Health and recognition—What we learn from COVID-19?
“Health is created and lived by people within the settings of their everyday life; where they learn, work, play and love. Health is created by caring for oneself and others, by being able to take decisions and have control over one’s life circumstances, and by ensuring that the society one lives in creates conditions that allow the attainment of health by all its members. Caring, holism and ecology are essential issues in developing strategies for health promotion.” (Ottawa Charte 1986)
“We are protected not so much by our own skin, but by what is beyond it.
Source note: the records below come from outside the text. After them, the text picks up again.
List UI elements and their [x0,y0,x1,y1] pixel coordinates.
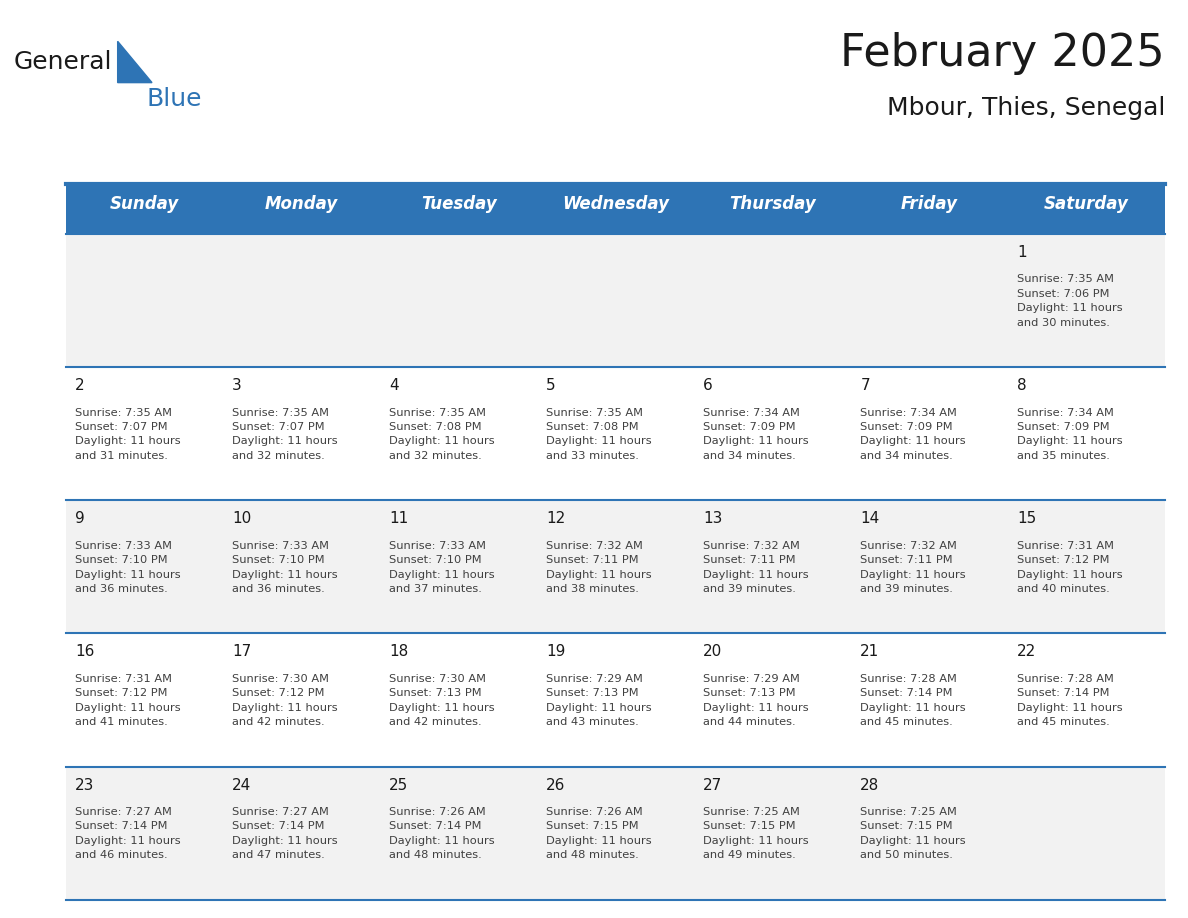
Text: Sunrise: 7:31 AM
Sunset: 7:12 PM
Daylight: 11 hours
and 40 minutes.: Sunrise: 7:31 AM Sunset: 7:12 PM Dayligh… [1017,541,1123,594]
Text: Sunrise: 7:30 AM
Sunset: 7:13 PM
Daylight: 11 hours
and 42 minutes.: Sunrise: 7:30 AM Sunset: 7:13 PM Dayligh… [390,674,495,727]
Text: 16: 16 [75,644,95,659]
Text: Tuesday: Tuesday [421,196,497,213]
FancyBboxPatch shape [67,633,1165,767]
Text: 28: 28 [860,778,879,792]
FancyBboxPatch shape [67,367,1165,500]
Text: 20: 20 [703,644,722,659]
Text: 11: 11 [390,511,409,526]
Text: 9: 9 [75,511,86,526]
Text: 24: 24 [233,778,252,792]
Text: Sunday: Sunday [110,196,179,213]
Text: Sunrise: 7:34 AM
Sunset: 7:09 PM
Daylight: 11 hours
and 34 minutes.: Sunrise: 7:34 AM Sunset: 7:09 PM Dayligh… [860,408,966,461]
Text: 23: 23 [75,778,95,792]
Polygon shape [118,41,152,83]
Text: Wednesday: Wednesday [562,196,669,213]
Text: Sunrise: 7:30 AM
Sunset: 7:12 PM
Daylight: 11 hours
and 42 minutes.: Sunrise: 7:30 AM Sunset: 7:12 PM Dayligh… [233,674,337,727]
Text: 25: 25 [390,778,409,792]
Text: Sunrise: 7:28 AM
Sunset: 7:14 PM
Daylight: 11 hours
and 45 minutes.: Sunrise: 7:28 AM Sunset: 7:14 PM Dayligh… [860,674,966,727]
Text: 1: 1 [1017,245,1026,260]
Text: 3: 3 [233,378,242,393]
Text: Sunrise: 7:35 AM
Sunset: 7:08 PM
Daylight: 11 hours
and 33 minutes.: Sunrise: 7:35 AM Sunset: 7:08 PM Dayligh… [546,408,652,461]
Text: Thursday: Thursday [729,196,816,213]
Text: Blue: Blue [146,87,202,111]
Text: Sunrise: 7:35 AM
Sunset: 7:07 PM
Daylight: 11 hours
and 31 minutes.: Sunrise: 7:35 AM Sunset: 7:07 PM Dayligh… [75,408,181,461]
Text: Saturday: Saturday [1044,196,1129,213]
Text: Sunrise: 7:32 AM
Sunset: 7:11 PM
Daylight: 11 hours
and 39 minutes.: Sunrise: 7:32 AM Sunset: 7:11 PM Dayligh… [860,541,966,594]
Text: Sunrise: 7:29 AM
Sunset: 7:13 PM
Daylight: 11 hours
and 43 minutes.: Sunrise: 7:29 AM Sunset: 7:13 PM Dayligh… [546,674,652,727]
Text: February 2025: February 2025 [840,32,1165,75]
Text: Sunrise: 7:25 AM
Sunset: 7:15 PM
Daylight: 11 hours
and 50 minutes.: Sunrise: 7:25 AM Sunset: 7:15 PM Dayligh… [860,807,966,860]
Text: Sunrise: 7:32 AM
Sunset: 7:11 PM
Daylight: 11 hours
and 39 minutes.: Sunrise: 7:32 AM Sunset: 7:11 PM Dayligh… [703,541,809,594]
Text: 2: 2 [75,378,84,393]
Text: 19: 19 [546,644,565,659]
Text: 4: 4 [390,378,399,393]
Text: Sunrise: 7:27 AM
Sunset: 7:14 PM
Daylight: 11 hours
and 47 minutes.: Sunrise: 7:27 AM Sunset: 7:14 PM Dayligh… [233,807,337,860]
Text: 17: 17 [233,644,252,659]
Text: Sunrise: 7:27 AM
Sunset: 7:14 PM
Daylight: 11 hours
and 46 minutes.: Sunrise: 7:27 AM Sunset: 7:14 PM Dayligh… [75,807,181,860]
Text: Sunrise: 7:33 AM
Sunset: 7:10 PM
Daylight: 11 hours
and 36 minutes.: Sunrise: 7:33 AM Sunset: 7:10 PM Dayligh… [233,541,337,594]
Text: Friday: Friday [902,196,958,213]
Text: Sunrise: 7:34 AM
Sunset: 7:09 PM
Daylight: 11 hours
and 34 minutes.: Sunrise: 7:34 AM Sunset: 7:09 PM Dayligh… [703,408,809,461]
Text: Sunrise: 7:29 AM
Sunset: 7:13 PM
Daylight: 11 hours
and 44 minutes.: Sunrise: 7:29 AM Sunset: 7:13 PM Dayligh… [703,674,809,727]
Text: 12: 12 [546,511,565,526]
Text: 8: 8 [1017,378,1026,393]
Text: Sunrise: 7:33 AM
Sunset: 7:10 PM
Daylight: 11 hours
and 36 minutes.: Sunrise: 7:33 AM Sunset: 7:10 PM Dayligh… [75,541,181,594]
Text: Sunrise: 7:32 AM
Sunset: 7:11 PM
Daylight: 11 hours
and 38 minutes.: Sunrise: 7:32 AM Sunset: 7:11 PM Dayligh… [546,541,652,594]
Text: 27: 27 [703,778,722,792]
FancyBboxPatch shape [67,500,1165,633]
Text: 5: 5 [546,378,556,393]
Text: Monday: Monday [265,196,339,213]
FancyBboxPatch shape [67,767,1165,900]
Text: 15: 15 [1017,511,1036,526]
Text: 26: 26 [546,778,565,792]
Text: Sunrise: 7:26 AM
Sunset: 7:15 PM
Daylight: 11 hours
and 48 minutes.: Sunrise: 7:26 AM Sunset: 7:15 PM Dayligh… [546,807,652,860]
FancyBboxPatch shape [67,184,1165,234]
Text: Sunrise: 7:35 AM
Sunset: 7:07 PM
Daylight: 11 hours
and 32 minutes.: Sunrise: 7:35 AM Sunset: 7:07 PM Dayligh… [233,408,337,461]
Text: Sunrise: 7:28 AM
Sunset: 7:14 PM
Daylight: 11 hours
and 45 minutes.: Sunrise: 7:28 AM Sunset: 7:14 PM Dayligh… [1017,674,1123,727]
Text: General: General [13,50,112,74]
Text: Sunrise: 7:35 AM
Sunset: 7:08 PM
Daylight: 11 hours
and 32 minutes.: Sunrise: 7:35 AM Sunset: 7:08 PM Dayligh… [390,408,495,461]
Text: Sunrise: 7:25 AM
Sunset: 7:15 PM
Daylight: 11 hours
and 49 minutes.: Sunrise: 7:25 AM Sunset: 7:15 PM Dayligh… [703,807,809,860]
Text: 21: 21 [860,644,879,659]
Text: 7: 7 [860,378,870,393]
Text: 18: 18 [390,644,409,659]
Text: Sunrise: 7:33 AM
Sunset: 7:10 PM
Daylight: 11 hours
and 37 minutes.: Sunrise: 7:33 AM Sunset: 7:10 PM Dayligh… [390,541,495,594]
Text: Sunrise: 7:26 AM
Sunset: 7:14 PM
Daylight: 11 hours
and 48 minutes.: Sunrise: 7:26 AM Sunset: 7:14 PM Dayligh… [390,807,495,860]
Text: 6: 6 [703,378,713,393]
Text: Sunrise: 7:35 AM
Sunset: 7:06 PM
Daylight: 11 hours
and 30 minutes.: Sunrise: 7:35 AM Sunset: 7:06 PM Dayligh… [1017,274,1123,328]
Text: 13: 13 [703,511,722,526]
Text: Sunrise: 7:34 AM
Sunset: 7:09 PM
Daylight: 11 hours
and 35 minutes.: Sunrise: 7:34 AM Sunset: 7:09 PM Dayligh… [1017,408,1123,461]
Text: Mbour, Thies, Senegal: Mbour, Thies, Senegal [886,96,1165,120]
Text: 14: 14 [860,511,879,526]
Text: 22: 22 [1017,644,1036,659]
Text: 10: 10 [233,511,252,526]
Text: Sunrise: 7:31 AM
Sunset: 7:12 PM
Daylight: 11 hours
and 41 minutes.: Sunrise: 7:31 AM Sunset: 7:12 PM Dayligh… [75,674,181,727]
FancyBboxPatch shape [67,234,1165,367]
The boundaries between our bodies begin to dissolve here… Immunity… is a common trust as much as it is a private account.”
– Eula Biss in On Immunity: An Inoculation
Decolonising Recognition opens a new chapter to explore the lessons we might learn from COVID-19: how recognition, misrecognition and the spaces ‘in-between’ play a role in the pandemic’s origin, spread and, hopefully, cure.
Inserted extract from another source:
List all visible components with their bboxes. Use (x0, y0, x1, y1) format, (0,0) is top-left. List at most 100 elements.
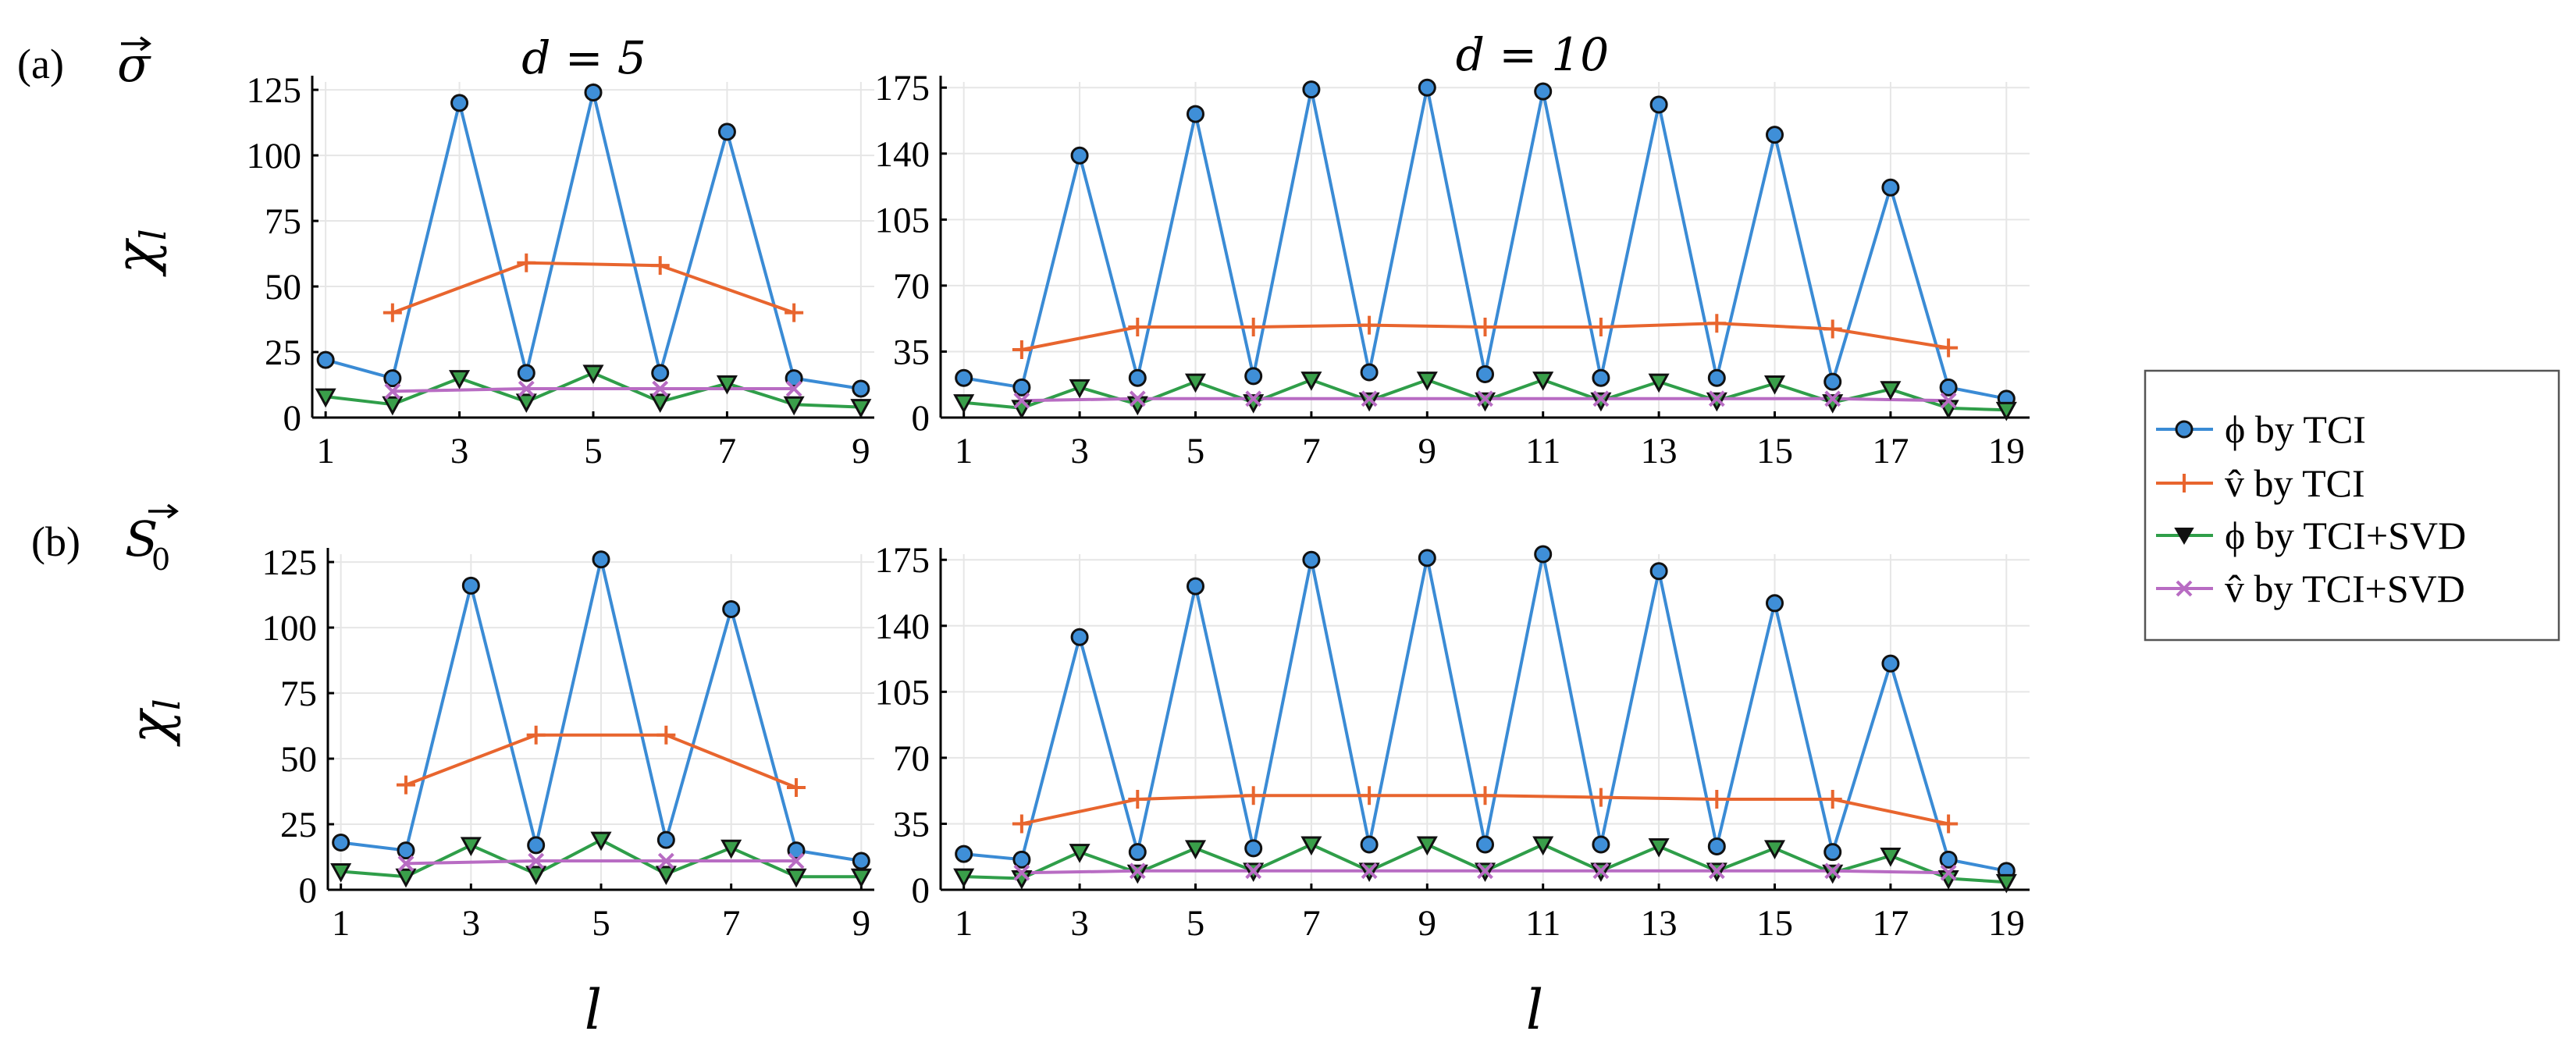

Exploring COVID-19 through the lenses of recognition, here is a list of themes (in no particular order) that could be addressed:
- Recognition of new skills developed during the pandemic—I learned how to work from home, I learned to cook sourdough bread …
- Recognition of “critical workers” and solidarity—thank you, for being there for us! Thanks for the vaccines!
- Recognition of others as part of humanity transgressing national and other borders —I’ll wear a mask, I’ll get vaccinated to protect you (as much as myself)
- Recognition of Earth with all its fellow organic and inorganic inhabitants—I’ll represent those with no advocacy power
- Recognition of potentials and weakness of digital belonging, closeness and virtual distance – I’ll be with you, even if you are 1000 miles away, 100 zoom-boxes and 10 colonial walls between us – zooming in/out/up and down … ?
Building on Axel Honneth (The Struggle for Recognition) one could say that what is at stake with the pandemic is the struggle for recognition of our humanity, or to use the words of Walt Whitman, recognising that “Every atom belonging to me as good belongs to you.”
Recognising what we have done to respond to the pandemic would be futile if we did not address its very causes. We might have found the vaccine for COVID-19 and its latest mutations (so far) but what about the next ones? If pandemics are the new normal of the anthropocene, then one could say every virus belonging to any species as good belongs to all of us.
We are experiencing the following paradox: “social distancing” is a defense mechanism against the consequences of “social closeness” with bullied wildlife, as well as virtual, distant socializing superimposes lively, embodied, tight contacts. The ever expanding increase of the human imprint on the world (in 2020, human-made mass has reached about 1.1 teratonnes, exceeding overall global biomass) is creating the conditions for increased contact with pathogens agents previously contained within untouched ecosystems.
If we know how to recognise skills, “critical workers” and ‘other’ human beings + practices (even if we don’t always do it well), how do we recognise the “critical living creatures and resources” contributing to making life on planet earth possible and, possibly, enjoyable? How can recognition help us move beyond the dichotomy of I vs the external world, humanity vs nature, First word vs Third World.